Valor Econômico, v. 20, n. 4897, 10/12/2019. Opinião, p. A14

Educação completa dez anos de estagnação no Brasil

 

Novo levantamento do Programa Internacional de Avaliação de Estudantes (Pisa, na sigla em inglês) mostra que a educação está estagnada no Brasil há pelo menos dez anos. Na defensiva, o governo de Jair Bolsonaro apressou-se em dizer que nada tem a ver com o desempenho ruim dos estudantes, uma vez que as notas referem-se a 2018. O ministro da Educação, Abraham Weintraub garantiu que “2019 será o ponto de inflexão” e que assumirá “integralmente a responsabilidade” se os números não melhorarem nas próximas avaliações.

A questão de fato não é procurar culpados e sim buscar mudar esse quadro lamentável, que é legado ao governante de plantão, quer tenha sido ele responsável ou não pela situação, com repercussão direta na gestão do país e no desenvolvimento e produtividade da economia. A estagnação da educação foi o principal motivo para a queda do Brasil no ranking do Índice de Desenvolvimento Humano (IDH), calculado pela ONU, em 2018. O país caiu do 78º para o 79º lugar entre 189 examinados. A expectativa de tempo de permanência na escola está estacionada em 15,4 anos desde 2016, enquanto a média efetiva de anos de estudo ficou em 7,8 anos, mesmo patamar de 2017.

O teste feito pelo Pisa no ano passado mostrou que a posição do Brasil praticamente não saiu do lugar desde 2009, nas três áreas avaliadas. O país ficou em 57º lugar em leitura, entre 77 países examinados; em 66º em ciências entre 78 avaliações; e em 70º em matemática, a pior posição, entre 78. A prova foi feita em 79 países e regiões, incluindo  membros e associados da Organização para a Cooperação e Desenvolvimento Econômico (OCDE). Cerca de 600 mil estudantes foram testados no mundo todo, dos quais 10,7 mil brasileiros. Desses, 43% ficaram abaixo do nível mínimo de conhecimentos nas três áreas.

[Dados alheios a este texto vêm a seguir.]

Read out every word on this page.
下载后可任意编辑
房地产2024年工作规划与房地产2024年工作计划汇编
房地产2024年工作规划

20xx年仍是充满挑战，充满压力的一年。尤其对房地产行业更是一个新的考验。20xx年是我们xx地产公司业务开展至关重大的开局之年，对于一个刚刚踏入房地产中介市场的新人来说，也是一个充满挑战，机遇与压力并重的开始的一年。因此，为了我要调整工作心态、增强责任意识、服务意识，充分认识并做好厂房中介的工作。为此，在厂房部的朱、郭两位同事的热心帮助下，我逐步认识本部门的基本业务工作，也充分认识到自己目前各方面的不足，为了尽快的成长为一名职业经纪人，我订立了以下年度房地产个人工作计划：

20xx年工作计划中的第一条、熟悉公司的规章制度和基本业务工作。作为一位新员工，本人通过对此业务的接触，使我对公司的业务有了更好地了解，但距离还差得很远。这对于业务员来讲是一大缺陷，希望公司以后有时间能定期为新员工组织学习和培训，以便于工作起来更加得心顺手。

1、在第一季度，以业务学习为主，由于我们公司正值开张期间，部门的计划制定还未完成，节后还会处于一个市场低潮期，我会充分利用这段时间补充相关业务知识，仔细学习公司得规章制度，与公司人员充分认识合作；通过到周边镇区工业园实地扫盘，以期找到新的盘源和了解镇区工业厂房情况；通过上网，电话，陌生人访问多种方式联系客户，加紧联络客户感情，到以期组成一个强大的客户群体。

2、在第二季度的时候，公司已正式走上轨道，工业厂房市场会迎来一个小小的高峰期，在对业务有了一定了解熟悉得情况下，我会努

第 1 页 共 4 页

Segundo os avaliadores do Pisa, menos de um terço dos estudantes brasileiros conseguem identificar situações do dia a dia que podem ser convertidas em operações matemáticas simples, como a comparação de preços em moedas diferentes.

Metade não alcançou o nível mínimo para leitura, o que significa que eles têm problemas para interpretar informações, identificar a ideia principal de um texto, refletir sobre o conteúdo exposto, além de ler notícias. A média entre os países mais desenvolvidos é de 77%. Nada menos que 55% chegaram até o nível 2 em ciências, falhando em identificar  se uma conclusão nessa área é válida a partir dos dados apresentados. O Pisa também evidenciou o efeito perverso que a educação deficiente das escolas públicas tem no aumento da desigualdade.

As principais medidas para a educação apresentadas até agora pelo governo não parecem ter o poder de mudar o quadro. Entre elas o ministro Weintraub destacou a aplicação da Nova Política Nacional de Alfabetização e do Future-se, o investimento em ensino integral e em escolas cívico-militares. Na outra direção, o governo cortou despesas na área, afetando instituições federais e a concessão de bolsas de mestrado e doutorado.

Reportagem do Valor (18/10) sustenta que há uma falsa polêmica sobre se o Brasil investe muito ou pouco em educação. Em relação ao PIB, o número é grande, de 5,4%, em comparação com os 4,8%, da média dos países da OCDE. Mas na relação investimento por aluno, o Brasil gasta US$ 3,8 mil, um terço dos US$ 10,1 mil da média da OCDE. Há quem questione  a necessidade de se aumentar o investimento em educação, argumentando que ele triplicou neste século, mas o resultado não melhorou. Outro argumento é que países que investem menos do que o Brasil, como Turquia e México, têm desempenho melhor no Pisa.

Os especialistas lamentam a ausência de um projeto de longo prazo, focado na valorização da carreira de professor, responsável último por ligar o conteúdo didático à vida prática.

A mudança na demografia vai afetar esse cenário. Nos próximos 40 anos, a população até 20 anos vai cair 43%, para 45,5 milhões de pessoas, o que reduzirá a necessidade de escolas e professores. O sistema de educação básica será um terço menor. Se a previsão se confirmar e mantido o volume de recursos para a área, o valor do investimento por aluno será naturalmente maior, os salários podem melhorar e os professores poderão ser mais selecionados. Como revelou estudo de Ricardo Paes de Barros, os pretendentes à licenciatura têm as menores notas entre os que procuram um lugar na universidade (FSP, 5-12). É preciso melhorar urgentemente sua qualificação.